'Leftovers' can be oh-so polished.

Leopard graphic from Apple/WWDC07Yes, you guessed it. The most visible highlight of this year’s WWDC keynote is a brand spanking new web site for Apple.com. That’s it folks. Nothing to see here. Move along now. Or is it?
More seriously, I bet the average Mac user is going to be baffled, still waiting for those über-features that were so hush-hush that Stevey couldn’t tell us last year, but had to wait until now to announce. You know which ones I’m talking about: those that never existed in the first place. I mean, really, is this it? If the new Finder and the new skin and the glorified back up application (aka TimeMachine) is all they’ve got then I’m seriously thinking they made a huge mistake announcing a $129 price tag for this cat. $59 would be more like it. Why? Because Leopard is such an indifferent product to the end-user it just doesn’t make sense. What gives?
Well, Leopard is what Leopard was always meant to be: a developer’s release. It’s touted to sport the most significant and numerous improvements under the hood than any other version of OS X since 10.2. The kernel has been extensively optimised, Core Animation is slated to ‘change the way applications look’ multiplying the ‘bling factor’ several times, XCode and the other Dev. Tools are revamped (new major XCode release, DTrace etc), resolution independence and many others.

The rest of the features Steve Jobs announced are cool, but very minor. They closely resemble features that never made it in previous releases, but were now sufficiently polished to be included in Leopard, i.e leftovers: The brand new Finder we were promised, but never got 4.5 years ago — I hope this one is significantly improved — see multithreading. ‘Stacks’, originally rumoured back in spring/summer 2002 to come along with Jaguar, they were even part of the Jaguar betas for a while as ‘Piles’, but were pulled from the final version for reasons unknown (to me at least). The virtual desktops, UNIX converts (among others) have been craving for, ever since 10.0 hit the stores in March 2001. An assortment of minor, largely uninteresting improvements to iChat and the abuse err. milking of Apple’s Coverflow acquisition. One noteworthy ‘improvement’ is the homogenisation of the User Interface; at last Apple can — at least try to — be consistent with its own HIG, although I reckon the chaos with custom widgets will continue for many years to come, if not forever.
What will undoubtedly cause many to raise an eyebrow (or two) is Apple’s release of Safari for Windows. It is baffling why Apple did not release iChat for Windows, but did so with Safari. iChat on Windows would certainly make it a much more useful application than what it is now. Port iChat to Windows and add MSN support.

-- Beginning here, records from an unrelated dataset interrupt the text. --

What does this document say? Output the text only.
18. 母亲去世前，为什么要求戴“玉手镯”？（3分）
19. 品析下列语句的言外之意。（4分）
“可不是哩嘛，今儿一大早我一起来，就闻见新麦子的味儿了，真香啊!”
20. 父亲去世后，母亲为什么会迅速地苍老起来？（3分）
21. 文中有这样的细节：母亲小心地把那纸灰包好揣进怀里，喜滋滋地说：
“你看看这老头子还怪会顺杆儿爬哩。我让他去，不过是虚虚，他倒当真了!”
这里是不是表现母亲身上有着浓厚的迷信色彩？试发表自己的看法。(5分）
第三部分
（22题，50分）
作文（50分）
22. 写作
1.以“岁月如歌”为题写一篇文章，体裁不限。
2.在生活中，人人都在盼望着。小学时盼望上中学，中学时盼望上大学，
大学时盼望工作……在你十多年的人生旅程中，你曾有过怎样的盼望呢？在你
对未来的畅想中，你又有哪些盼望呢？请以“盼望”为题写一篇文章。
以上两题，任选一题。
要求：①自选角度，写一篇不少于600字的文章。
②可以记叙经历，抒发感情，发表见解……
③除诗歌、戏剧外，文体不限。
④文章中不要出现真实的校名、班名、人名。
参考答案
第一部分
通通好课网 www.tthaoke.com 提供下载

There are few reasons for which Apple might want to release Safari on Windows. It doesn’t seem like a trojan horse, in the sense that Safari alone, despite it being by far the fastest and technically superior browser out there, cannot convince someone to drop Windows and get a Mac. Then, there’s no immediate monetary gain to Apple from doing so. There must be some other reason, and some may argue that Apple did it to promote Safari as a viable alternative, pushing for its adoption and thus increasing its browser market share so that more of the Web works great with the Mac and the iPhone. I don’t buy that: Safari and Firefox are both highly conformant to standards and pages written for one work great on the other, with very very few exceptions. Apple has nothing to worry about when it comes to compatibility on the Web: Safari does it like the best of them. Actually, Safari is — and has been for years — the best of them. 🙂
I cannot but think that Apple made a mistake with Leopard. By taking so long to release it and having people believe (well, those that actually believe Steve, anyway) that there were numerous ‘top-secret features’ to be announced it raised expectations. And in the end, it doesn’t matter how much polish you put onto it, if there’s no substance, well, there’s no substance. And while the part of the Mac users that drool every time they see anything coming out of Cupertino will probably do so again, to many budget conscious end-users Leopard will probably seem lacking the substance it should’ve had given the time it took to develop it. It seems nice, it’s certainly an improvement, but it’s probably not worth it. Then again, the improved performance, the brand new over-the-top (but hopefully useful) Finder and the prospect of amazing new apps using Core Animation alone might be enough to convince some that are not getting a new Mac to shell out for it. For those of us that have followed OS X from day one, it certainly seems like Leopard equals a lot of under the hood work, Core Animation and a bunch of leftover features from previous releases. Needless to say, if you’re a developer Leopard is a must. If not you can probably live without it for the time being, but this will most certainly change once third-party applications start depending on its new APIs. And something tells me that won’t take too long.
[Update: John Gruber at Daring Fireball has some interesting things to say about the keynote. One thing that never crossed my mind and that he absolutely nails, is search revenue as a reason for porting Safari to Windows.]